In my previous blog, I discussed how to use an intuitive method, Leave One Out Cross Validation, for determining what parameters work best for a given machine learning algorithm. When I wrote that blog, I was surprised to find that it did not seem to work very well for finding an optimum fit. Something I have learnt over many years of working with numerical analysis is that if the results are surprising, it is well worth checking that they are correct! I’ll now revisit the LOOCV technique and present a much more satisfying outcome. Recall that in this method we train on all but one data point and then use a comparison between the trained model’s prediction for the stress with the observed stress at the point left out. We then optimise by minimising the deviation between the two after we have repeated the LOOCV process by leaving out every data point in turn. If we vary the length and variance hyper parameters in the GP, we obtain a contour map of the model likelihood which enables us to identify the best parameters. This approach to optimisation, iterating over a regularly spaced grid of length and variance values, is not very efficient, but serves to illustrate the process.

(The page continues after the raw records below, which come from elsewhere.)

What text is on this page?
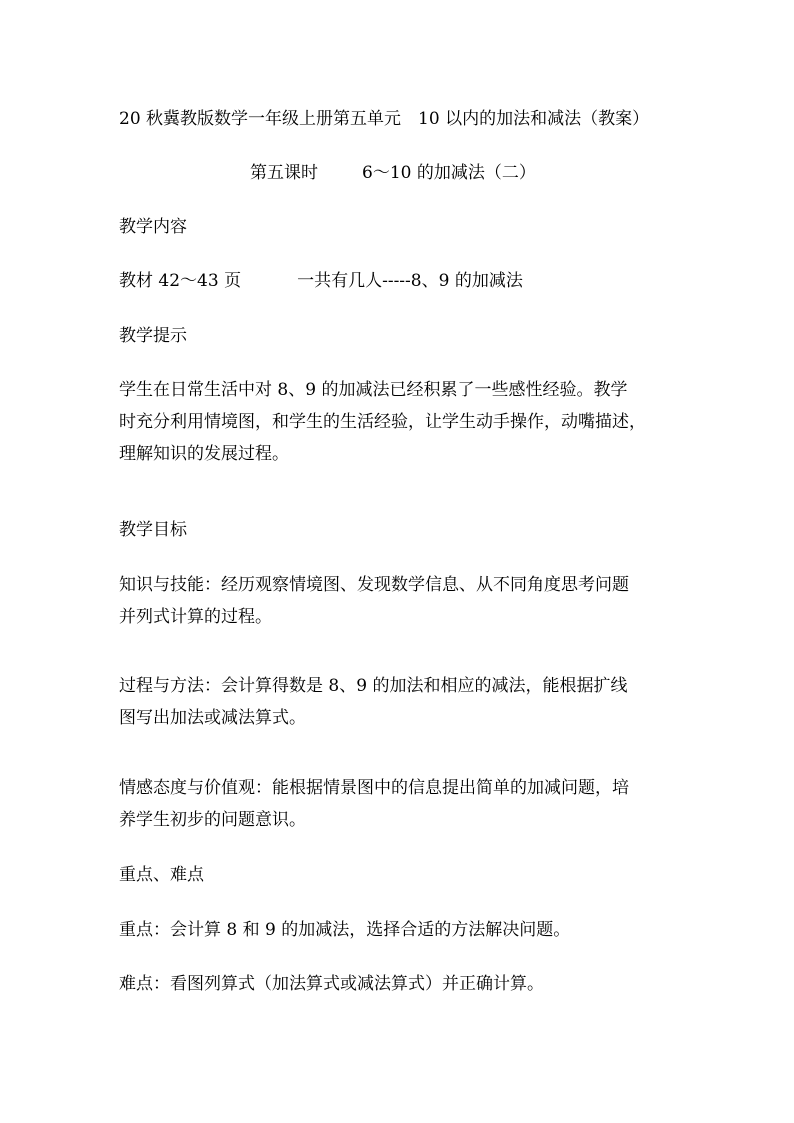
20 秋冀教版数学一年级上册第五单元　10 以内的加法和减法（教案）
第五课时	6～10 的加减法（二）
教学内容
教材 42～43 页	一共有几人-----8、9 的加减法
教学提示
学生在日常生活中对 8、9 的加减法已经积累了一些感性经验。教学
时充分利用情境图，和学生的生活经验，让学生动手操作，动嘴描述，
理解知识的发展过程。
教学目标
知识与技能：经历观察情境图、发现数学信息、从不同角度思考问题
并列式计算的过程。
过程与方法：会计算得数是 8、9 的加法和相应的减法，能根据扩线
图写出加法或减法算式。
情感态度与价值观：能根据情景图中的信息提出简单的加减问题，培
养学生初步的问题意识。
重点、难点
重点：会计算 8 和 9 的加减法，选择合适的方法解决问题。
难点：看图列算式（加法算式或减法算式）并正确计算。
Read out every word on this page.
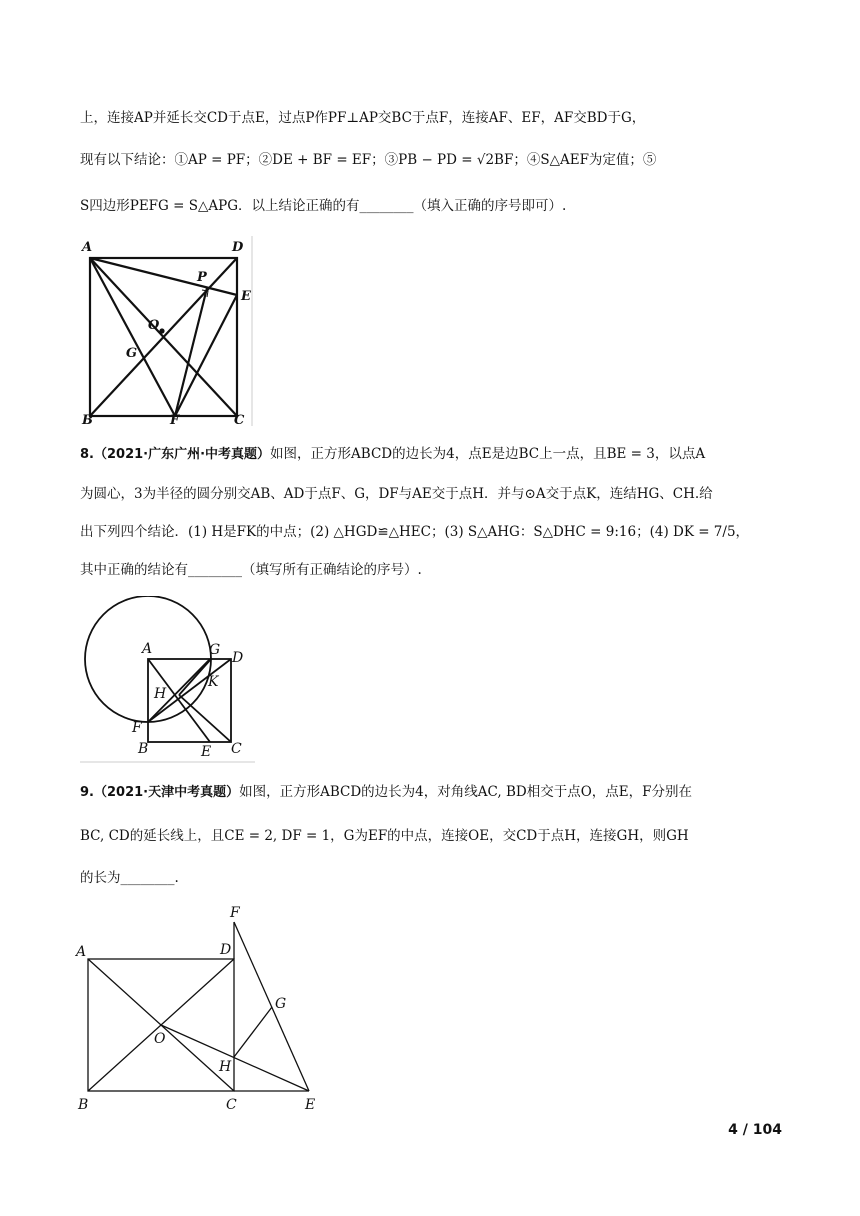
上，连接AP并延长交CD于点E，过点P作PF⊥AP交BC于点F，连接AF、EF，AF交BD于G，
现有以下结论：①AP = PF；②DE + BF = EF；③PB − PD = √2BF；④S△AEF为定值；⑤
S四边形PEFG = S△APG．以上结论正确的有________（填入正确的序号即可）.
A	D
P
E
O
G
B	F	C
8.（2021·广东广州·中考真题）如图，正方形ABCD的边长为4，点E是边BC上一点，且BE = 3，以点A
为圆心，3为半径的圆分别交AB、AD于点F、G，DF与AE交于点H．并与⊙A交于点K，连结HG、CH.给
出下列四个结论．(1) H是FK的中点；(2) △HGD≌△HEC；(3) S△AHG：S△DHC = 9:16；(4) DK = 7/5，
其中正确的结论有________（填写所有正确结论的序号）.
A	G D
K
H
F
B	E C
9.（2021·天津中考真题）如图，正方形ABCD的边长为4，对角线AC, BD相交于点O，点E，F分别在
BC, CD的延长线上，且CE = 2, DF = 1，G为EF的中点，连接OE，交CD于点H，连接GH，则GH
的长为________.
F
A	D
G
O
H
B	C	E
4 / 104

The dark red patch in the left figure shows where the fit is best and the figure on the right shows the corresponding fit to the data, including the confidence interval, shaded in grey.

An alternative way to determine how good a model is is to use the log likelihood based solely on the probability of predictions. This gives rise to two competing terms, one measures the model complexity the other the quality of the data fit. Below is the map of likelihood as I vary length scale and variance in my Gaussian process for my stress/extension data.

Although the contour plot looks different, the maximum likelihood is located in a similar, but not identical place. Since both methods are statistically different ways of determining the best fit, it is not too surprising that the exact results should differ, however, we would find it difficult to distinguish between the predictions of the two validation techniques.

For comparison, the optimised hyper-parameters are:

Hyper parameter LOOCV Log Likelihood
length 2 1.8
variance 2.4 2.7